Here is a story about the 106th that you can tell the Marine, I was there.
It was late one February afternoon at Kishine Barracks, and the sky was pink and white with puffs of black clouds. A jagged golden streak of light separated the brown hills in the West from the sky above. As the light was waning four Medevac helicopters picked their way to the 106th amid the jumbled mass of buildings and houses that surrounded the compound. They landed safely on the helicopter pad, one in each corner, with their blades auto gyrating, and blowing dust and loose papers around in the cold crisp air.
Four choppers on the pad, the maximum it could hold, and each one carried two severely burned survivors of a Vietcong attack on U.S. Army armored personnel carriers. The wounded had been rushed to an aid station in Vietnam where they were stabilized, then loaded onto an Air Force Nightingale Flight (DC-7), jetted to Yokota Air Base, Tokyo, and then to Kishine Barracks--all in a matter of hours. They arrived with attending Army medics and two doctors from Vietnam, who were still in their stained, short-sleeved tropical uniforms.
Hospital corpsmen were pulled from every ward to unload the choppers, and off-duty medics in the mess hall and barracks were recruited, as there were eight patients requiring thirty-two litter bearers. The hospital commander, the chief nurse, and doctors and nurses were at the pad before the choppers arrived, and they were ready for action.

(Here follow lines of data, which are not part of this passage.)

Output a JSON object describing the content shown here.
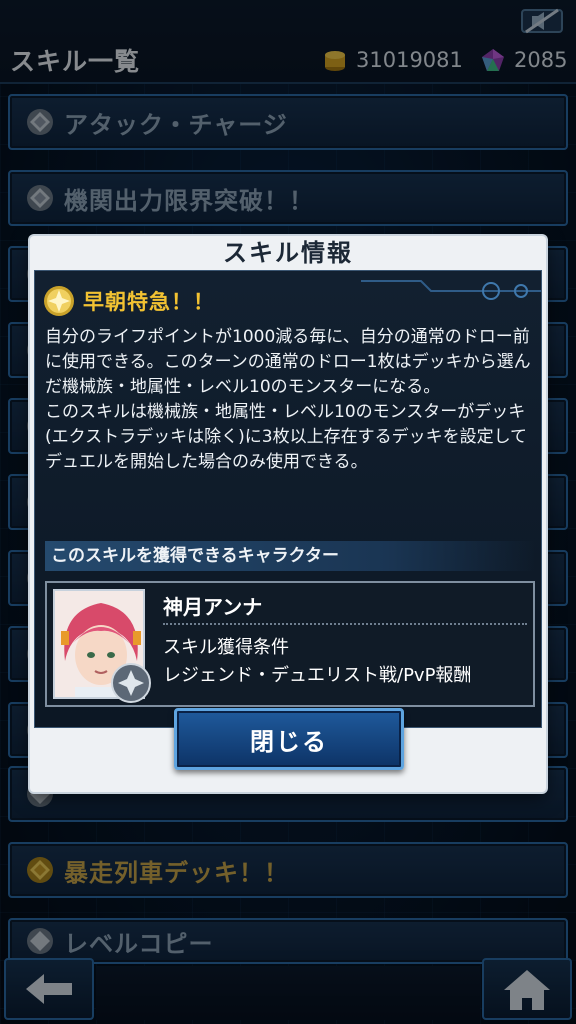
{
  "header": {
    "title": "スキル一覧",
    "coins": "31019081",
    "gems": "2085"
  },
  "skill_list": [
    {
      "label": "アタック・チャージ",
      "icon": "silver-diamond-icon"
    },
    {
      "label": "機関出力限界突破！！",
      "icon": "silver-diamond-icon"
    },
    {
      "label": "",
      "icon": "silver-diamond-icon"
    },
    {
      "label": "",
      "icon": "silver-diamond-icon"
    },
    {
      "label": "",
      "icon": "silver-diamond-icon"
    },
    {
      "label": "",
      "icon": "silver-diamond-icon"
    },
    {
      "label": "",
      "icon": "silver-diamond-icon"
    },
    {
      "label": "",
      "icon": "silver-diamond-icon"
    },
    {
      "label": "",
      "icon": "silver-diamond-icon"
    },
    {
      "label": "暴走列車デッキ！！",
      "icon": "gold-diamond-icon"
    },
    {
      "label": "レベルコピー",
      "icon": "silver-diamond-icon"
    }
  ],
  "modal": {
    "title": "スキル情報",
    "skill_name": "早朝特急！！",
    "description": [
      "自分のライフポイントが1000減る毎に、自分の通常のドロー前に使用できる。このターンの通常のドロー1枚はデッキから選んだ機械族・地属性・レベル10のモンスターになる。",
      "このスキルは機械族・地属性・レベル10のモンスターがデッキ(エクストラデッキは除く)に3枚以上存在するデッキを設定してデュエルを開始した場合のみ使用できる。"
    ],
    "character_section_label": "このスキルを獲得できるキャラクター",
    "character": {
      "name": "神月アンナ",
      "condition_label": "スキル獲得条件",
      "condition_value": "レジェンド・デュエリスト戦/PvP報酬"
    },
    "close_label": "閉じる"
  },
  "colors": {
    "accent_gold": "#f2c232",
    "panel_blue": "#1f5a9c",
    "frame_blue": "#2a6aa6"
  }
}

I was one of the corpsmen recruited for litter duty, and I grabbed my field jacket as I followed Sergeant McCloskey and two other corpsmen out the door of the orthopedic ward, and rushed to the chopper pad across the street. We were directed to a big gray-green Huey with its blades slowing to a stop, and its big side door sliding open. An Army doctor and medic from the Nam jumped down and started pulling a litter out the door, and I stopped in my tracks--there was a basketball lying on top of the litter at one end.
Some dummy had let the patient bring his basketball--I couldn't believe it! Who would waste valuable time to bring along a basketball? Sgt. McCloskey yelled for me to keep moving, and I got the end of the litter with the basketball. The litter occupant was really big. He was Caucasian with a Vietnam tan. But, it wasn't a basketball--it was his head! The poor guy was big because his body was swollen, and his head was swollen as big as a basketball--there were only slits where his eyes, nose and mouth were supposed to be.

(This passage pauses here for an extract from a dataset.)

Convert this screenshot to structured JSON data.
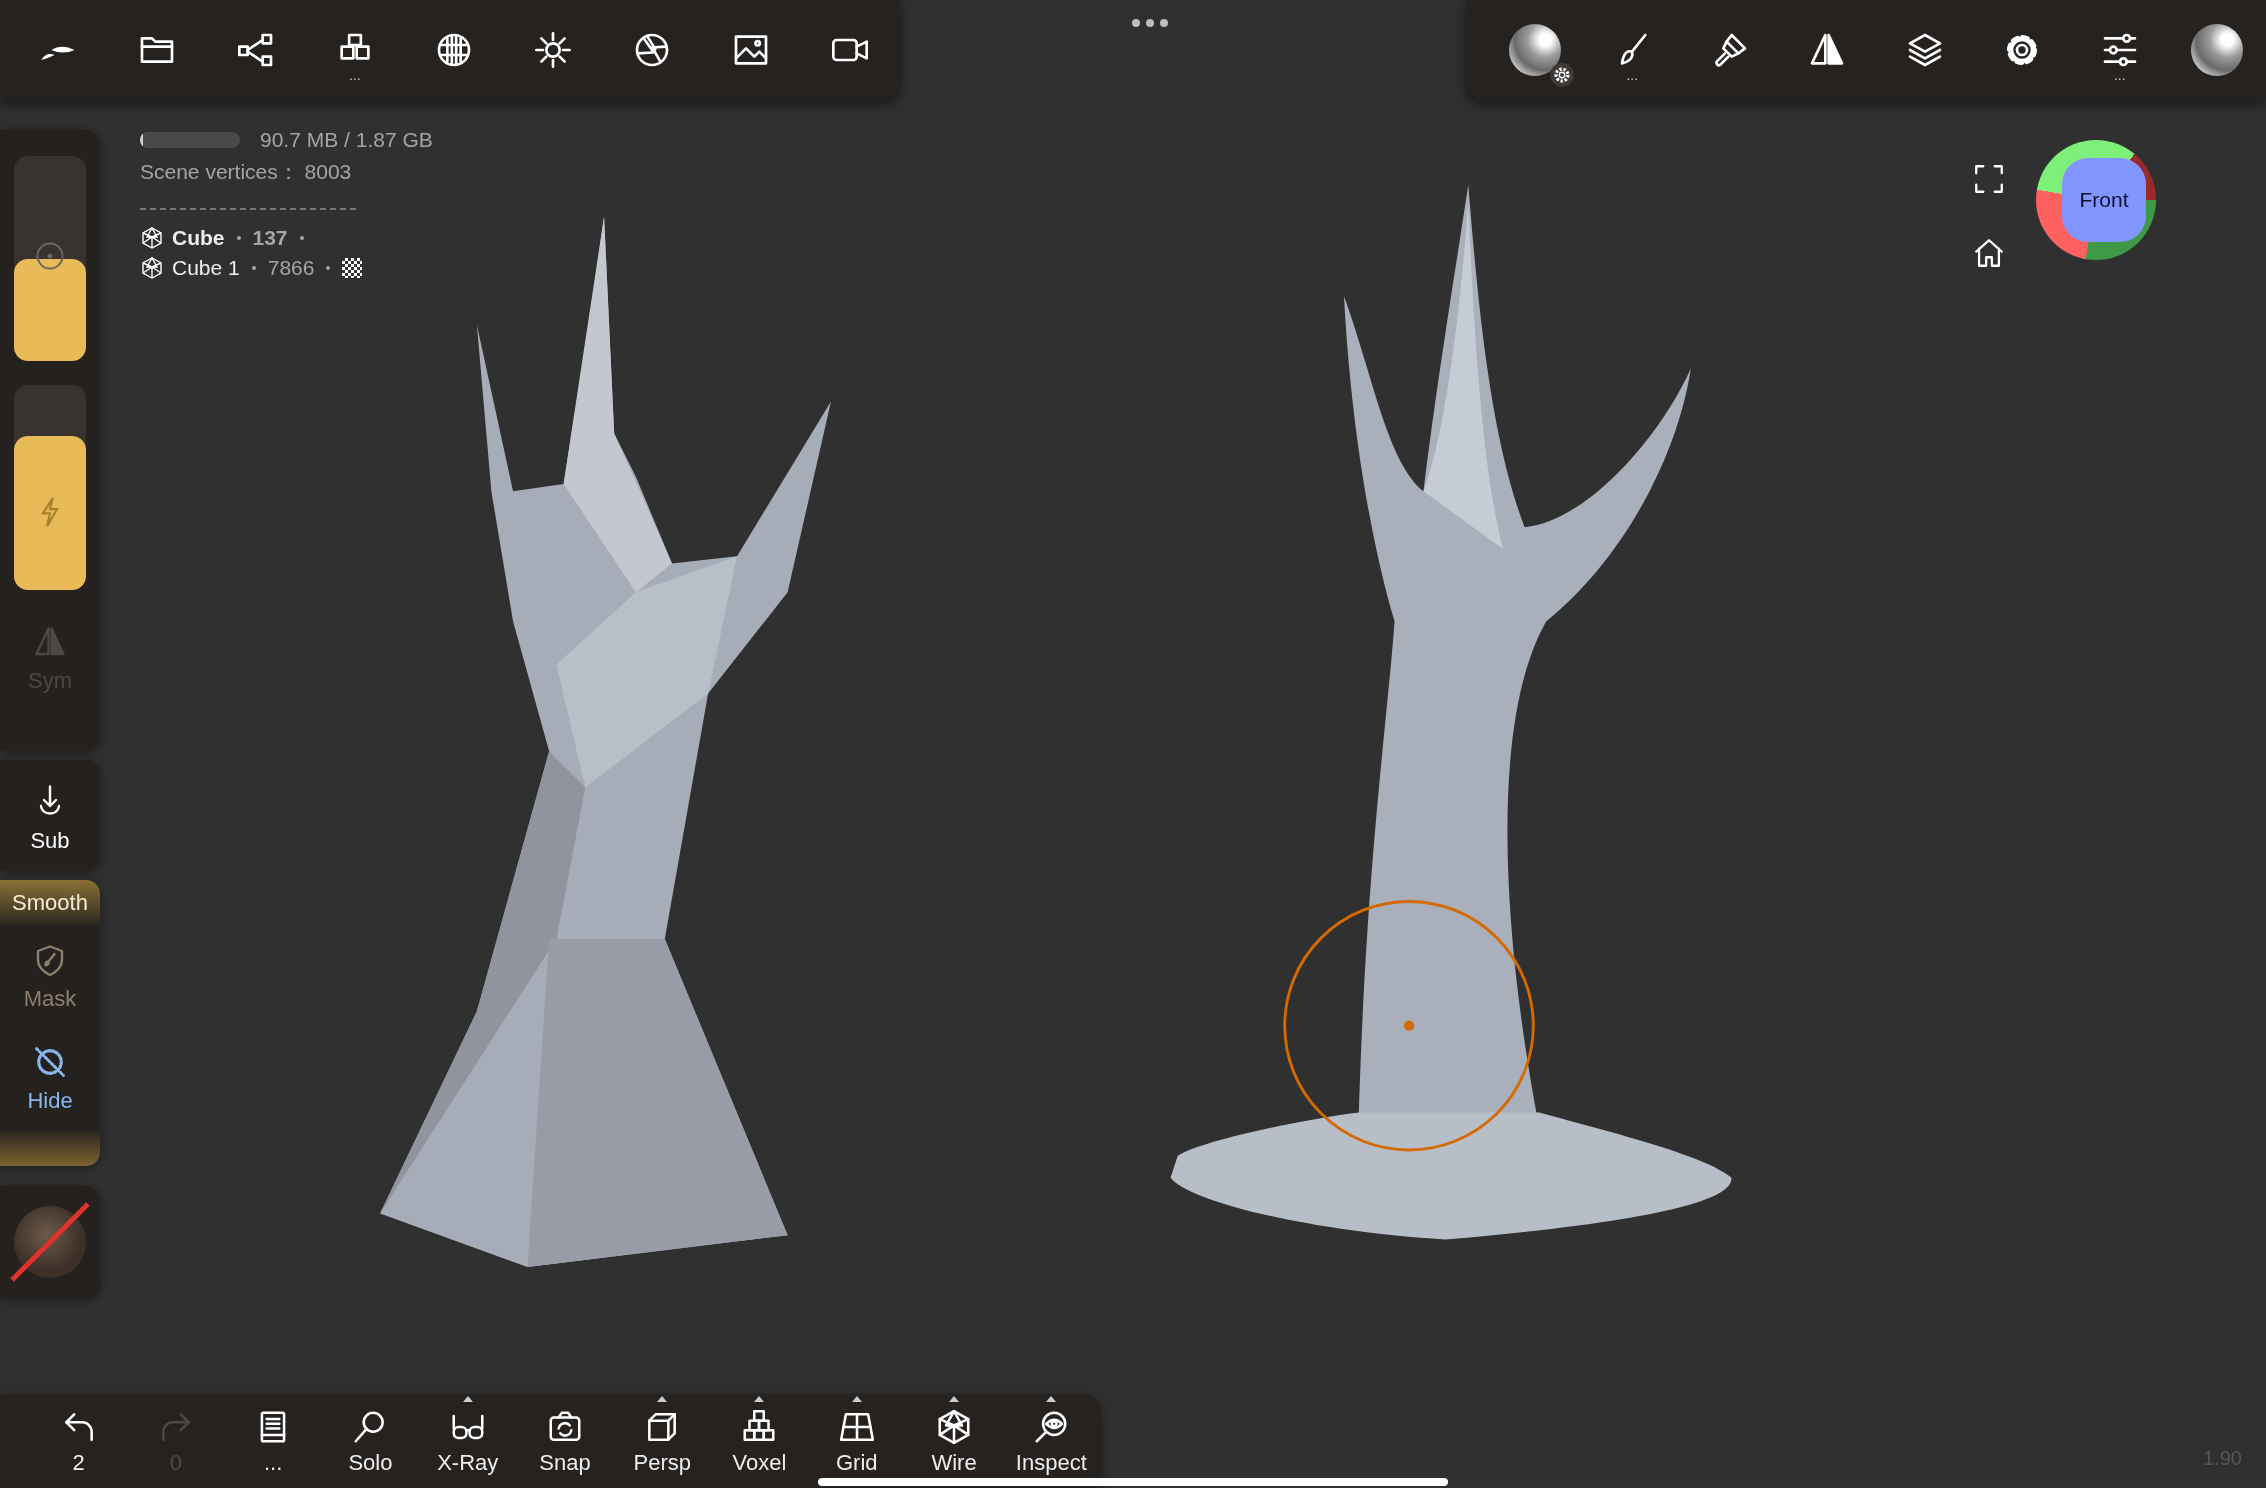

We ran with the litter as fast as we could to the Burn Ward (The 106th was the Burn Center of the Pacific). I did what they told me to do, which wasn't much. I was a new medic, a medic in training. I watched two doctors work on my patient, along with nurses, clinical techs and experienced corpsmen. When they told me to get something I got it, but mostly I just watched--and prayed. A couple of hours went by, I guess, and I was told to go to dinner and to hurry back. I did. I ate fast. Everybody did. When I came back the two doctors were still working on the basketball soldier, but a nurse told me it was hopeless, and he died soon after. I am not exactly sure, but I think my patient was the only one of the eight that died. But, let me tell you, I saw heroics in action that day--I saw two doctors, some nurses and clinical techs do everything humanly possible to keep that soldier alive. And I saw all kinds of emotion--anger, frustration, etc., and last of all tears, not big tears, just little bits of moisture flashing in their eyes when they knew it was over.
I saw that medical machine go into action many times after that, and there were many, many more wounded soldiers saved at the 106th than ever died there.